Le résultat et une participation finalement plus forte qu’annoncée ont quelque peu éclipsé les disparités de l’abstention dans la ville. Dans un quart des 144 bureaux de votes de Strasbourg, on participe à plus de 80% et même 85,1% à René Cassin près de l’Orangerie. La participation est aussi très bonne au centre ville et dans des bureaux de Neudorf, la Krutenau, la Robertsau ou à l’entrée de Cronenbourg.

Plus de 40% d’abstention dans des quartiers populaires

Certes ce n’est pas le très grand écart, mais dans un quart des bureaux au contraire, on s’abstient à plus de 30%. Dans les quartiers populaires, du Neuhof à Hautepierre, en passant par l’Elsau ou Cronenbourg, l’abstention flirte avec les 40%. Elle la dépasse dans trois bureaux, deux au Neuhof et un à l’extrémité de Cronenbourg, à l’école Paul Langevin.

Un score équilibré pour Emmanuel Macron

Cette carte de la participation se superpose avec le trio de tête. Celle de la forte participation correspond assez bien aux meilleurs scores d’Emmanuel Macron. De quoi presque équilibrer les scores avec Jean-Luc Mélenchon qui remporte pourtant bien plus de bureaux dans la ville.

Par exemple, le bureau René Cassin rapporte 291 suffrages à Emmanuel Macron, qu’il remporte avec 36% des voix. Soit une de plus que Jean-Luc Mélenchon et son score record (69,88% !) au bureau Paul Langevin (290 voix). Des bureaux comme l’ENGEES, à Gallia, ou 4 écoles de la Robertsau rapportent environ 400 voix chacun au chef de l’État. « Emmanuel Macron a gardé sa base de 2017 et a mordu sur celle de la droite, par exemple à l’Orangerie qui est le bastion par excellence », analyse le politologue à l’Observatoire de la vie politique alsacienne (Ovipal) Philippe Breton.
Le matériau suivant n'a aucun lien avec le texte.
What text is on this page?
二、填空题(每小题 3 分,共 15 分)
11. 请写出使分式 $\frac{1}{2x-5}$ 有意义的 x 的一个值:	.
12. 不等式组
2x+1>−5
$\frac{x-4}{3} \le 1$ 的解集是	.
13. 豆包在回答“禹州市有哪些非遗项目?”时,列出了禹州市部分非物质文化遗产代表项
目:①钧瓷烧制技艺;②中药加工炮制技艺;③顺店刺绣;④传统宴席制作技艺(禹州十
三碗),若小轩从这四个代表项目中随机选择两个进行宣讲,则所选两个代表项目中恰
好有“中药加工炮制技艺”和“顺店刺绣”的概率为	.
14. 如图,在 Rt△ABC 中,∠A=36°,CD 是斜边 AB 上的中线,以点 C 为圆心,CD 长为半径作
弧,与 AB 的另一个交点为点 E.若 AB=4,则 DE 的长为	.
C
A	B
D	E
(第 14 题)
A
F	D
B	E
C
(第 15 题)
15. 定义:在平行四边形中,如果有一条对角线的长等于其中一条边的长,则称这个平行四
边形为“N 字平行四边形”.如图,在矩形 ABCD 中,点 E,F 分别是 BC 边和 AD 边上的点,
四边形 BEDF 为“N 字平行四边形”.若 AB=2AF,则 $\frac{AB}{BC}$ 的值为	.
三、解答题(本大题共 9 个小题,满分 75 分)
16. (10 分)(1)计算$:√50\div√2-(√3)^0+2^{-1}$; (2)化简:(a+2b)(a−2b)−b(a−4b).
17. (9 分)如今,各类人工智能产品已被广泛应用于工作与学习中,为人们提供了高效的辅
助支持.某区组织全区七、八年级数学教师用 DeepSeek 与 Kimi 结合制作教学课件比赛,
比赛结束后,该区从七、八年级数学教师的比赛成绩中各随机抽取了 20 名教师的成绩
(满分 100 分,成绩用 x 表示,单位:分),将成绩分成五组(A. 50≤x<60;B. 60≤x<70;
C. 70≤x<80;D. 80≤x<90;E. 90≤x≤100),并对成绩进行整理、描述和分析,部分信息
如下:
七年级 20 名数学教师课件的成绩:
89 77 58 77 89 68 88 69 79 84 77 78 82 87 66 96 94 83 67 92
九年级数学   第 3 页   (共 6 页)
Même dans les secteurs où il est en difficulté, dans les quartiers populaires, le président sortant est toujours au-dessus des 11%, et très souvent au moins deuxième.

Jean-Luc Mélenchon très fort dans les secteurs abstentionnistes

Au contraire, Jean-Luc Mélenchon fait de plus grands écarts qu’Emmanuel Macron, allant de 8% (au pavillon Joséphine) à 69% d’un bout à l’autre de la ville. À l’opposé du président, ses meilleurs scores en pourcentage viennent des quartiers plus abstentionnistes, qui rapportent moins de voix lors du dépouillement.

« Jean-Luc Mélenchon a réveillé les banlieues », constate Philippe Breton. Mais pour l’universitaire, « il aura du mal à s’appuyer dessus » :

« On se tromperait à ne voir qu’un vote de gauche. Il y a son combat contre l’islamophobie. Il fait aussi de bons scores dans les secteurs périurbains, qui ne sont pas des terres de gauche. C’est un vote composite, d’ailleurs Jean-Luc Mélenchon qui est un vieux renard de la politique, l’a reconnu dans son discours. C’était un vote du moment, mais son électorat va déjà avoir des options différentes dès le 2è tour, entre le vote blanc, l’abstention, Macron voire Le Pen. »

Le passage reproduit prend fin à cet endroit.